All of this ending in a confusion by ARTÉ France about what happened to what, and who did what to whom. It’s also not clear (to me), even based on these important clarifications from Le Monde, whether or not the “advertisement” that was rejected by that side of Google’s house was the same, literally, as the trailer produced by ARTÉ France, but packaged as an ad to be played for German users on other YouTube videos, or was…something else. The trailer that ARTÉ France created uses imagery included in the film itself. I don’t know what the rejected ad looked like; presumably, it was also made from the film’s content and maybe is the exact same thing, but I am reluctant to hazard a guess because this is messy enough as it is.

Which leads me to a few final points. The ARTÉ trailer appears to be up and live, at least for those in France (and maybe for a broader European audience, in general).
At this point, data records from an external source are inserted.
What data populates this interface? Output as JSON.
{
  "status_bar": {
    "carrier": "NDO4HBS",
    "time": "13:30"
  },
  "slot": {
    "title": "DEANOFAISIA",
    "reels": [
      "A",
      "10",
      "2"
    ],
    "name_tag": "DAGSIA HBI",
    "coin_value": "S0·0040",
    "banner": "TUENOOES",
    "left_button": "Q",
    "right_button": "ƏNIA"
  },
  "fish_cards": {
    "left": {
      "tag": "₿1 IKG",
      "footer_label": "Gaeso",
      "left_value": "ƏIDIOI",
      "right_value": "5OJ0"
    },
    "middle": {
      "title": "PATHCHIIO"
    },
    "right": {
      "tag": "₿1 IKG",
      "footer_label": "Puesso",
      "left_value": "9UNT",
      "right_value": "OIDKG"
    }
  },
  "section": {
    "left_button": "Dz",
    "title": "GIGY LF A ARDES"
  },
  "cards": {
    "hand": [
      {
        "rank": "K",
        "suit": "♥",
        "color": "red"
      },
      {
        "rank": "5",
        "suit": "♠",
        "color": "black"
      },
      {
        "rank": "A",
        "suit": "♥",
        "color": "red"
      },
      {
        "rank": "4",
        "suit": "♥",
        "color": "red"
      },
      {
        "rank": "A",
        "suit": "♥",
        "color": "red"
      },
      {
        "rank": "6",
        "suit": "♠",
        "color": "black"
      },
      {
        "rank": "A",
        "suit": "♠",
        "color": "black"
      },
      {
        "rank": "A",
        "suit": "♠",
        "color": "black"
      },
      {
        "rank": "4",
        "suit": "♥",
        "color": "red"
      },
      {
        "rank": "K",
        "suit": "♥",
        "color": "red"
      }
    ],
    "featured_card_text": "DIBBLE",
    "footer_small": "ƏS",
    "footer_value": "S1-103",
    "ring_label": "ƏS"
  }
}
I can’t access it from North America/the United States, and it’s likely that ARTÉ doesn’t have permission to share its own trailer here, given the way film distribution works in different markets. Again, though, who knows?

ARTÉ definitely jumped the gun on declaring its video “censored” yesterday – and so did I in reporting that out – but the truth is quite interesting nonetheless. YouTube deemed a trailer about movie about doing content moderation as being “too shocking” to be used in its advertising ecosystem. That’s the precision needed. The trailer remains up and available. Any use of that trailer as advertising or with advertising, however, appears to have been rejected.

Was it a case of censorship, full-stop? No, looks like it wasn’t. Instead, it’s something more ambiguous and weird, but nevertheless amusing in a gallows-humor sort of way. How can users and producers (also known as people) know what actually goes into the decision-making process and understand the interplay of these complex “products” and systems when all of these things are opaque and labyrinthine by design? ARTÉ would have done well to seek clarification prior to making their own post on the subject. Perhaps they could have reached out after receiving the email…from adwords-noreply. 😉

The end of the Le Monde article points out that the trailer produced by the German production company Gebrüder Beetz is up on YouTube and available, and has been this whole time – an interesting point, but one that gets away from some of the other problems with all of this, including the fact that the main distribution channel for major international film production companies, for news media companies and for cultural arts programming channels destined for French and German audiences all funnel into the black box ecosystem of a U.S.-based multinational that doesn’t tell much of anything to anyone and can largely do as it pleases around the rules it sets. What could possibly go wrong?

But Le Monde questions the regime of commercial content moderation being in the hands of private companies, and notes that that is a question central to The Cleaners, too. Ultimately, the fact remains that ARTÉ’s trailer has been relegated to a status of containing “shocking material,” per the standards of YouTube’s own internal logics and ecosystem. That that has occurred with a trailer for a film on the very hazards – personal and political – of implementing those logics remains ironic, at best.